Luckily, as in all areas of growth, Extremists Being Awesome had my back. One of our members, Kason Bryden, has this wonderful business (Wealth Battle) that helps people (mostly extremists) learn to budget and invest for their financial future. I attended one of Kason’s free presentations a few weeks ago, and it alleviated a lot of my anxiety about getting my financial house in order.
I joined Wealth Battle earlier this week and yesterday morning, Kason personally guided me through the creation of my own first budget. (Okay, it’s not technically my first budget, just my first budget that knows what it’s doing and doesn’t suck.)
He didn’t just do that for me because we’re buds. He does that for every new subscriber of Wealth Battle. Definitely check it out if your current growth focus is in the fiscal realm, or if you just have bills to pay and goals to unlock.
So I’m on the road to financial responsibility, which means advancing ever forward to greater freedom. I’m putting a dish of good wealth stewardship on my liberty table, and seasoning it with the virtue of disciplined budgeting.
What new dishes do you intend to place on your liberty table over the coming year? What aspect of your life could benefit from a greater helping of personal responsibility? And what practices or virtues can you put in place to back up your principles and values? Share your thoughts in the comments.
I love this metaphor: “if all you have is a table, you don’t have a banquet. You have an impoverishment.” I think libertarians often beg the question by refusing to budge from a discussion of the NAP when there is also a cultural choice at issue. It’s a way of avoiding responsibility for having to decide what our values are. Someone says, “the Supreme Court is forcing women to have back alley abortions” and we say, “you do realize that ruling is about *limiting* the scope of centralized control over such issues, right?” and we ARE right. But then we can avoid having to engage with ourselves in our *personal* beliefs on the matter.

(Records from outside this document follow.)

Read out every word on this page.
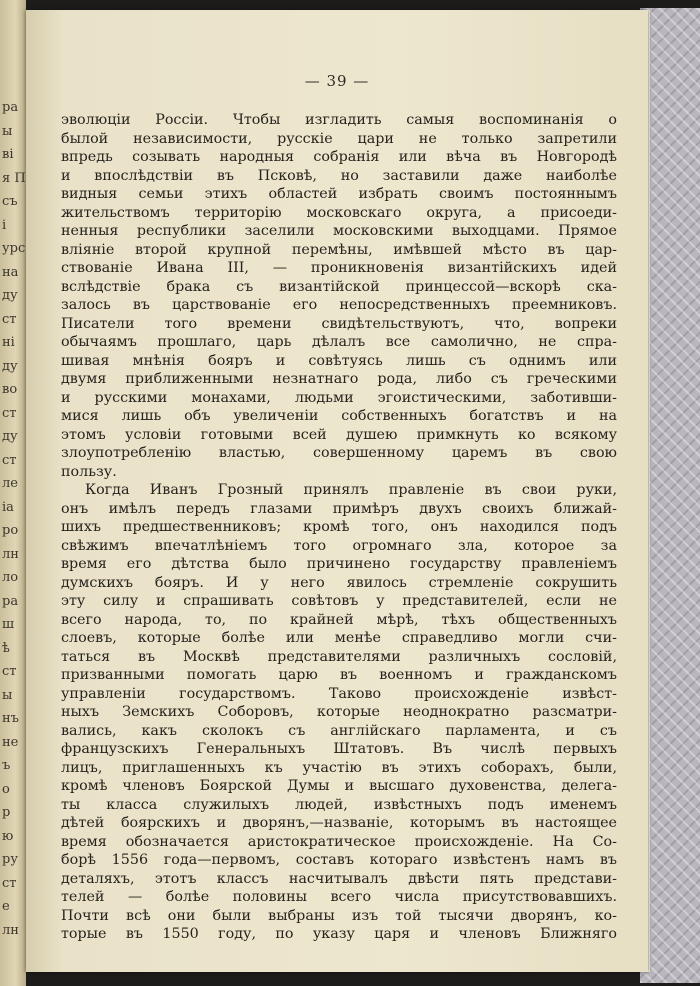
ра
ы
ві
я П
съ
і
урс
на
ду
ст
ні
ду
во
ст
ду
ст
ле
іа
ро
лн
ло
ра
ш
ѣ
ст
ы
нъ
не
ъ
о
р
ю
ру
ст
е
лн
— 39 —
эволюціи Россіи. Чтобы изгладить самыя воспоминанія о
былой независимости, русскіе цари не только запретили
впредь созывать народныя собранія или вѣча въ Новгородѣ
и впослѣдствіи въ Псковѣ, но заставили даже наиболѣе
видныя семьи этихъ областей избрать своимъ постояннымъ
жительствомъ территорію московскаго округа, а присоеди-
ненныя республики заселили московскими выходцами. Прямое
вліяніе второй крупной перемѣны, имѣвшей мѣсто въ цар-
ствованіе Ивана III, — проникновенія византійскихъ идей
вслѣдствіе брака съ византійской принцессой—вскорѣ ска-
залось въ царствованіе его непосредственныхъ преемниковъ.
Писатели того времени свидѣтельствуютъ, что, вопреки
обычаямъ прошлаго, царь дѣлалъ все самолично, не спра-
шивая мнѣнія бояръ и совѣтуясь лишь съ однимъ или
двумя приближенными незнатнаго рода, либо съ греческими
и русскими монахами, людьми эгоистическими, заботивши-
мися лишь объ увеличеніи собственныхъ богатствъ и на
этомъ условіи готовыми всей душею примкнуть ко всякому
злоупотребленію властью, совершенному царемъ въ свою
пользу.
Когда Иванъ Грозный принялъ правленіе въ свои руки,
онъ имѣлъ передъ глазами примѣръ двухъ своихъ ближай-
шихъ предшественниковъ; кромѣ того, онъ находился подъ
свѣжимъ впечатлѣніемъ того огромнаго зла, которое за
время его дѣтства было причинено государству правленіемъ
думскихъ бояръ. И у него явилось стремленіе сокрушить
эту силу и спрашивать совѣтовъ у представителей, если не
всего народа, то, по крайней мѣрѣ, тѣхъ общественныхъ
слоевъ, которые болѣе или менѣе справедливо могли счи-
таться въ Москвѣ представителями различныхъ сословій,
призванными помогать царю въ военномъ и гражданскомъ
управленіи государствомъ. Таково происхожденіе извѣст-
ныхъ Земскихъ Соборовъ, которые неоднократно разсматри-
вались, какъ сколокъ съ англійскаго парламента, и съ
французскихъ Генеральныхъ Штатовъ. Въ числѣ первыхъ
лицъ, приглашенныхъ къ участію въ этихъ соборахъ, были,
кромѣ членовъ Боярской Думы и высшаго духовенства, делега-
ты класса служилыхъ людей, извѣстныхъ подъ именемъ
дѣтей боярскихъ и дворянъ,—названіе, которымъ въ настоящее
время обозначается аристократическое происхожденіе. На Со-
борѣ 1556 года—первомъ, составъ котораго извѣстенъ намъ въ
деталяхъ, этотъ классъ насчитывалъ двѣсти пять представи-
телей — болѣе половины всего числа присутствовавшихъ.
Почти всѣ они были выбраны изъ той тысячи дворянъ, ко-
торые въ 1550 году, по указу царя и членовъ Ближняго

I can't stand it when people pick fluffy words as values. "A dream without a plan is nothing but a wish." If anyone reading this is one of those sentimental people, I would say to make ACTION a core value or FREEDOM INSPIRED ACTION, furthermore IMPACT has been a value I am working with. It's totally pointless to be busy and have feelings if it isn't creating an impact or really making the world a better place. I think picking any core value without a plan is even missing the table. It's like, "it'd be nice to have a table one day..." Useless.